Since we don't store raw log data permanently, we need way less storage than traditional logging systems.
[Github Repository]: data-nadhi-dev
Data Stores Used
MongoDB
- Stores transactional data like org info and pipeline workflow configs.
- Went with MongoDB because it's schemaless - gives us flexibility since we don't know the exact schema upfront in some entities.
- Most of the time we're doing single-row reads using indexed fields.
- Makes it easy to grab the core metadata we need quickly.
- More details here: Mongo DB for Data Nadhi
Redis Cache
- Used to cache data at each stage of the pipeline so things run near real-time.
- Redis is solid for fast, temporary storage.
- If the cache fails, the system keeps running fine - you just might get some cache misses.
- More details here: Redis in Data Nadhi
Postgres
- Not yet in use
- Stores data for analytics.
- Has things like:
- Organisation ID, Project ID, Pipeline ID
- Message ID, Node ID (workflow)
- Start and completion timestamps
- Used for reporting and analyzing how your pipelines are running.
MinIO
- Stores failed records until you do something about them.
- Picked MinIO because it's compatible with Amazon S3 - makes migrating later way easier if needed.
- More details here: MinIO in Data Nadhi
Data Model
Here are the main entities in Data Nadhi and how they relate to each other:
- Organisation – The top-level entity - represents a company or individual using the platform.
- Project – A way to group pipelines under an org.
- API Key gets assigned at the project level.

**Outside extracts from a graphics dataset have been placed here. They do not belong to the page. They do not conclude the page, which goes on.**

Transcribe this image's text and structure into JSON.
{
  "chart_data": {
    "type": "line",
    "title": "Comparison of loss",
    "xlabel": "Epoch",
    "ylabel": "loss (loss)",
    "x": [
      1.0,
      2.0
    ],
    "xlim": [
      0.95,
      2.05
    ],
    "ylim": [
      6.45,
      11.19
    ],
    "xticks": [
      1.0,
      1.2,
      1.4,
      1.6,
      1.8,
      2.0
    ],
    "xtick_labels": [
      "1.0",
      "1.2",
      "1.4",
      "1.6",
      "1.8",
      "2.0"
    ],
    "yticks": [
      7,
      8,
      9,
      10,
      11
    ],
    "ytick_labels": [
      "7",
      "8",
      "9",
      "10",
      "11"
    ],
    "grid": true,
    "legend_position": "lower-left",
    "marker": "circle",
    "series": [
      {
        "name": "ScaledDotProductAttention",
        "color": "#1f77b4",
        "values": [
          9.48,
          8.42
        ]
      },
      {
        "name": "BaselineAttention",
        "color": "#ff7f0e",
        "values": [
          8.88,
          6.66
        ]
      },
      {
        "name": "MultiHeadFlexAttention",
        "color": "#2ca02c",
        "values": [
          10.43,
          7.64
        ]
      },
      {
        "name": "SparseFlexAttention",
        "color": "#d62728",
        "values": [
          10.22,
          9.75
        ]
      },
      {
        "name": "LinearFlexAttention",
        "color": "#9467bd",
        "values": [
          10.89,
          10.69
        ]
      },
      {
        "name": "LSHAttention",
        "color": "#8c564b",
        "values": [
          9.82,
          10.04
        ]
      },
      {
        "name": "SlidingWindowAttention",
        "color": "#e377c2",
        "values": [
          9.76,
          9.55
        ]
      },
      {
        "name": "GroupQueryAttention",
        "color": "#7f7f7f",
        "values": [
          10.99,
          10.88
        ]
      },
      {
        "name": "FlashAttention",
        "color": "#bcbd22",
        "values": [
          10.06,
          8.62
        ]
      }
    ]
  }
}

- Pipeline – A single data pipeline.
- Pipeline Node – An individual node in a pipeline workflow.
- Integration Connector – An instance of a destination, like a Slack bot or AWS account.
- Integration Target – The specific destination that uses the connector for credentials, like a Slack message template or S3 bucket with prefix.
💡 This setup lets each database and storage system do what it does best while keeping the platform flexible and efficient.